The number of truancy cases filed by Bexar County school districts increased to 20,344 in 2007-08 from 14,114 in 2004-05, according to information provided by the county.
Those figures include cases filed against students and separate cases filed against their parents.
Penn will start ordering the use of GPS monitoring devices beginning with the 2008-09 school year, which starts Monday, reports San Antonio Express.
Hers will be the only of Bexar County's four justice of the peace precincts to use the anklets — thick, black bracelets that can't be removed. They are similar to the devices that are worn by individuals placed under house arrest.
Penn said she would target specific categories of truant students in determining who should wear the devices: Those with gang affiliations, those who are runaways, who are habitually and excessively truant and/or have or have had more than one case in her court.
The length of time students will have to wear the anklets will vary by case.
East Central, Judson, Northside and San Antonio school districts — districts that file cases with her East Side court — will participate in the program. She anticipates about 50 students will be ordered to wear them.
Penn said she didn't have a cost estimate for the program — her office will pick up the tab — or how much a single device costs.
Electronic monitoring is the newest component of Penn's overall truancy reduction plan, which was launched four years ago and includes mentoring, tutoring and counseling.
Statistics show truant students are more likely to engage in criminal behavior, join gangs and drop out of school. And when they drop out, not only do they hurt themselves by diminishing their earning power, but also they put a strain on the local economy and add to the jail and prison populations.
"We have a bloated jail because we have not addressed the front end of the system adequately enough to stop them from getting there in the first place," said County Commissioner Tommy Adkisson, who joined Penn, and Police Chief William McManus in unveiling the program.
Adkisson also pointed out that school district budgets are hit by truant students because their state funding is based on student attendance.
Penn pointed to the Midland program, saying the attendance rate for truants in that program increased to higher than 90 percent.
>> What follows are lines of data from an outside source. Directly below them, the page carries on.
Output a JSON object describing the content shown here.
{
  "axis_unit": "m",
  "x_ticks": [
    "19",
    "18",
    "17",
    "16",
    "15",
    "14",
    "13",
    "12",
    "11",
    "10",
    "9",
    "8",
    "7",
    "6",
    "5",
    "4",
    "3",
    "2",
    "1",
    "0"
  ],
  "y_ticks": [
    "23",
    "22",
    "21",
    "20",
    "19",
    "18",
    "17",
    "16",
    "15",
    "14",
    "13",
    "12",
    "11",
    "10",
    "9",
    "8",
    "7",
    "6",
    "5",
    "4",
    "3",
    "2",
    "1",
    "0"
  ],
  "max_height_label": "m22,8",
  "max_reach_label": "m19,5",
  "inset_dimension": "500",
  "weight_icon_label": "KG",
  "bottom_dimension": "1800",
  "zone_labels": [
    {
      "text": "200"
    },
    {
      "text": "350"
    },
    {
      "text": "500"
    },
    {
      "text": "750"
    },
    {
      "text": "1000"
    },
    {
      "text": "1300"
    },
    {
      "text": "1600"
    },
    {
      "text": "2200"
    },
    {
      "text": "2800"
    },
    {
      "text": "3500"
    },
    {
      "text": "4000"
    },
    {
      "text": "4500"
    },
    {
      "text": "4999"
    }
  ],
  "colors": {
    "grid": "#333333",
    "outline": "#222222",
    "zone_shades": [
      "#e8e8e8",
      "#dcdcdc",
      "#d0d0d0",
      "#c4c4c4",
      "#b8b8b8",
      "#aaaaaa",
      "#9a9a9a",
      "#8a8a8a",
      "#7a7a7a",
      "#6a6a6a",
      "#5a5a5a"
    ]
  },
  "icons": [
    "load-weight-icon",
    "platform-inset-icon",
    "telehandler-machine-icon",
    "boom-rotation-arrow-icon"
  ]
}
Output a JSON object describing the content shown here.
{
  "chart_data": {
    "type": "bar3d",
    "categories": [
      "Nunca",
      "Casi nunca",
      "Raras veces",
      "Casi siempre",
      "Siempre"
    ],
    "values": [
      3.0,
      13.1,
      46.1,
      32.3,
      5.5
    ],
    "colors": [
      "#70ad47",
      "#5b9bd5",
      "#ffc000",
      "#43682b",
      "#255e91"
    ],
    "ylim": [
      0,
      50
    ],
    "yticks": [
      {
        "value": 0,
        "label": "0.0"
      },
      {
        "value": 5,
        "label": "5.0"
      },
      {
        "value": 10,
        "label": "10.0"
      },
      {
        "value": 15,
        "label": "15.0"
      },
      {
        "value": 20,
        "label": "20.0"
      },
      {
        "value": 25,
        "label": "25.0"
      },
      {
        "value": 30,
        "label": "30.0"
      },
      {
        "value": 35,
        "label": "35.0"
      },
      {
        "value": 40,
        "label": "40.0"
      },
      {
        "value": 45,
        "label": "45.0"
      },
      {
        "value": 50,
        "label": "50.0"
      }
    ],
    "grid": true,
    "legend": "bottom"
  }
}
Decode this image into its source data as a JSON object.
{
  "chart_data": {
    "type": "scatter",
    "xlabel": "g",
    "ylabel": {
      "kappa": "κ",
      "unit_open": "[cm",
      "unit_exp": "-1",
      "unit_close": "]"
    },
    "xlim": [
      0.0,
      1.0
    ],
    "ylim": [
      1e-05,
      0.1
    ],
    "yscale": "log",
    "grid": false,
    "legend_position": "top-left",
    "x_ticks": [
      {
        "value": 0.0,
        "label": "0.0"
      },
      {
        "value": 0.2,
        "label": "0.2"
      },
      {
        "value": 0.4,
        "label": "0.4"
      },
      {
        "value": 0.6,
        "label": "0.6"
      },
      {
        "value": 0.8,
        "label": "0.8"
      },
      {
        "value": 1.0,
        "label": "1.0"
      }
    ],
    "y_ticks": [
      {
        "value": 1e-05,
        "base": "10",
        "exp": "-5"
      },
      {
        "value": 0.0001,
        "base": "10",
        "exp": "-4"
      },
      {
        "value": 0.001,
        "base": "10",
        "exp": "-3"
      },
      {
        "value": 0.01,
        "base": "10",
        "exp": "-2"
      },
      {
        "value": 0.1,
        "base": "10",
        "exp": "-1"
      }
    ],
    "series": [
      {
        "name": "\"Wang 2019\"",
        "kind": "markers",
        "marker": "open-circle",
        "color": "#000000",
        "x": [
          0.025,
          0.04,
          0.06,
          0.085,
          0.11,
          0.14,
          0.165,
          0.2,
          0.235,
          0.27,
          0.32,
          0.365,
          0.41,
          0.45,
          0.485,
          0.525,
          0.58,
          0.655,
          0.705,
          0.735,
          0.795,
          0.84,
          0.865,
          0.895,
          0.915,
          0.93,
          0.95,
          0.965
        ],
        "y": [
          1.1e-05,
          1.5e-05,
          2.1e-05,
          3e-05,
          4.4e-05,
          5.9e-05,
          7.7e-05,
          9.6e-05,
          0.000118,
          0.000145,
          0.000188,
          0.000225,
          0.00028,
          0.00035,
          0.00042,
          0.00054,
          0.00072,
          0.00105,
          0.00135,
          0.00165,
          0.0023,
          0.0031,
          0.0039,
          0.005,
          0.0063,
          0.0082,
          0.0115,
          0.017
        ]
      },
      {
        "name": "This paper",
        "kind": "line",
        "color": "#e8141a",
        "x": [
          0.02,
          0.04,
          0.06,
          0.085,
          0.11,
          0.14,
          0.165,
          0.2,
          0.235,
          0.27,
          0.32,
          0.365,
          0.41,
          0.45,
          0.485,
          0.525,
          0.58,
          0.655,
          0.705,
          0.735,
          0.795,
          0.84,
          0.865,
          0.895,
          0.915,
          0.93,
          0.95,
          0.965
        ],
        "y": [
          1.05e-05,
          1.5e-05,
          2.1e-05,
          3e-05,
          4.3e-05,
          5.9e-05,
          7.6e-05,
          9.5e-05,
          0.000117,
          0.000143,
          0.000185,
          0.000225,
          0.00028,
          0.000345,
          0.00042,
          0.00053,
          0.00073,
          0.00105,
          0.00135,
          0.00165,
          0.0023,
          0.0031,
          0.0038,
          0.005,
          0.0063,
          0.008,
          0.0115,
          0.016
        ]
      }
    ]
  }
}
And the Dallas Morning News reported in May that attendance by students in that program went from 84 percent to 97 percent in a six-week period.
But civil liberties advocates are worried: Tim Sparapani, senior legislative counselor for the American Civil Liberties Union, said he could understand using such devices as a last resort for students with the severest of truancy problems, but worries that it could open the door to more widespread use.
"It seems like a novel approach, but again, we have to be cautious that we don't become overzealous and begin to expand it to all students, or students who are occasionally truant," Sparapani said. "Direct monitoring of minors has never been necessary before, and it isn't necessary now just because there's technology that permits it."